There are several Python libraries dedicated to working with PDF documents like PYPDF2, etc. In this tutorial, will wear Camelot.

Why Camelot?

You are in control: unlike other libraries and tools that give good result or fail miserably (without intermediaries), Camelot gives you the power to modify table extraction. (This is essential since everything in the real world, including extraction of PDF tables, it's confusing).
A little tables can be dropped based on metrics like precision and whitespace, without having to manually look at each table.
Each table is a pandas DataFrame, that integrates seamlessly into Data analysis and ETL workflows.
Export to multiple formats, including JSON, Excel, HTML y Sqlite.

Let's start

Before installing the Camelot libraries we have to install ghost script , once we install the ghost script, let's install camelot-py.

Run below commands :

pip install "camelot-py[cv]"

Once you have installed the camelot-py library, we will be ready to start. We are trying to extract a statewide GST revenue table from this pdf document.

import camelot

If you have camelot, Python won't print an error message, if not, you will see a ImportError.
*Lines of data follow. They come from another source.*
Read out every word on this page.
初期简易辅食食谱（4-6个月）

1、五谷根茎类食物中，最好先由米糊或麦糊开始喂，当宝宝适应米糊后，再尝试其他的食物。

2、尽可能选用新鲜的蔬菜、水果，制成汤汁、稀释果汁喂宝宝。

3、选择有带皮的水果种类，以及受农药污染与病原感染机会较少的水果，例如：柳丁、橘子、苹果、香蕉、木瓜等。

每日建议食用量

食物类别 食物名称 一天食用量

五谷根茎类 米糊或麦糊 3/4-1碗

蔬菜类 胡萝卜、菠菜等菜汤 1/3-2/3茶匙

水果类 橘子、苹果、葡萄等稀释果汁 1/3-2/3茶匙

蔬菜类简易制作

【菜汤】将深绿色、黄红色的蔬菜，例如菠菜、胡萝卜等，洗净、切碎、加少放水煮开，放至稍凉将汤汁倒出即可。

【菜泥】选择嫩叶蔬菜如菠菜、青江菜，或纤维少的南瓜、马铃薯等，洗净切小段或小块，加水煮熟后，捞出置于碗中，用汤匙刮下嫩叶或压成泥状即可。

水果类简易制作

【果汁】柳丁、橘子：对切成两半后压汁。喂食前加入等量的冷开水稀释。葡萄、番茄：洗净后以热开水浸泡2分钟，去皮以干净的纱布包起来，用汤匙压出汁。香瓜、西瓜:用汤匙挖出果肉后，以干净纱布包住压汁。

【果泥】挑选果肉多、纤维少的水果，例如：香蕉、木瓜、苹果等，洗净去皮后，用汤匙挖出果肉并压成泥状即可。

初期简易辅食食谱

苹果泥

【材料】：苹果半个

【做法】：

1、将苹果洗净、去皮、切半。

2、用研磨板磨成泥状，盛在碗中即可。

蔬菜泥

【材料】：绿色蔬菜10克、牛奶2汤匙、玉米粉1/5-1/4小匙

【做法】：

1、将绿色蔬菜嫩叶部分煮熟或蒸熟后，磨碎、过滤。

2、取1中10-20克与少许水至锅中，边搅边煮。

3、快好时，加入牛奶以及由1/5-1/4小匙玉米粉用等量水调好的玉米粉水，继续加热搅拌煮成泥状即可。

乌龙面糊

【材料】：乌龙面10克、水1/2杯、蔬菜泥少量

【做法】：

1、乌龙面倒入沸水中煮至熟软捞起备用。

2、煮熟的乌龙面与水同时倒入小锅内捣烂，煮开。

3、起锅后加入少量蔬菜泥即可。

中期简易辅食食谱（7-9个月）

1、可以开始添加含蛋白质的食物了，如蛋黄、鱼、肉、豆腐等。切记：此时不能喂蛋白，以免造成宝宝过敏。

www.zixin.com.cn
# Syntax of the camelot.read_pdf function 
camelot.read_pdf(
    filepath,
    pages='1',
    password=None,
    flavor='lattice',
    suppress_stdout=False,
    layout_kwargs={},
    **kwargs,
)

If you have to extract a table from different pages, must give the page number.

tables2=camelot.read_pdf('gst-revenue-collection-march2020.pdf', flavor="stream", pages="0-3")
tables2

This will give you a total list of the Table that is there in a pdf document. we can choose a table passing the index.

tables2[2]  # 2 is the index

tables2[2].parsing_report

The above code will provide you details such as precision and page number. Please note that there are 2 pages.

The following code will extract the table from the pdf document.

df2=tables2[2].df
df2

In this circumstance, because the table is divided into two different pages. Then we can make a solution.

tables2[3]
tables2[3].parsing_report

Here you can notice, we extract the table from page no 3.

df3=tables2[3].df
df3

The following is the code to add df2 and df3.

df4=df2.append(df3)
df4

df5 = df4[1:]
df5.head()
new_header = df5.iloc[0]df5 = df5[1:]df5.columns = new_header

Here you have, we have extracted a table from pdf, now we can export this data in any format to the local system.

Conclution

Extracting tabular data from pdf with the help of camelot library is really easy. At the same time, we know that there is a lot of unstructured data in pdf format and, after extracting the tables, we can do a lot of analysis and visualization based on your business needs.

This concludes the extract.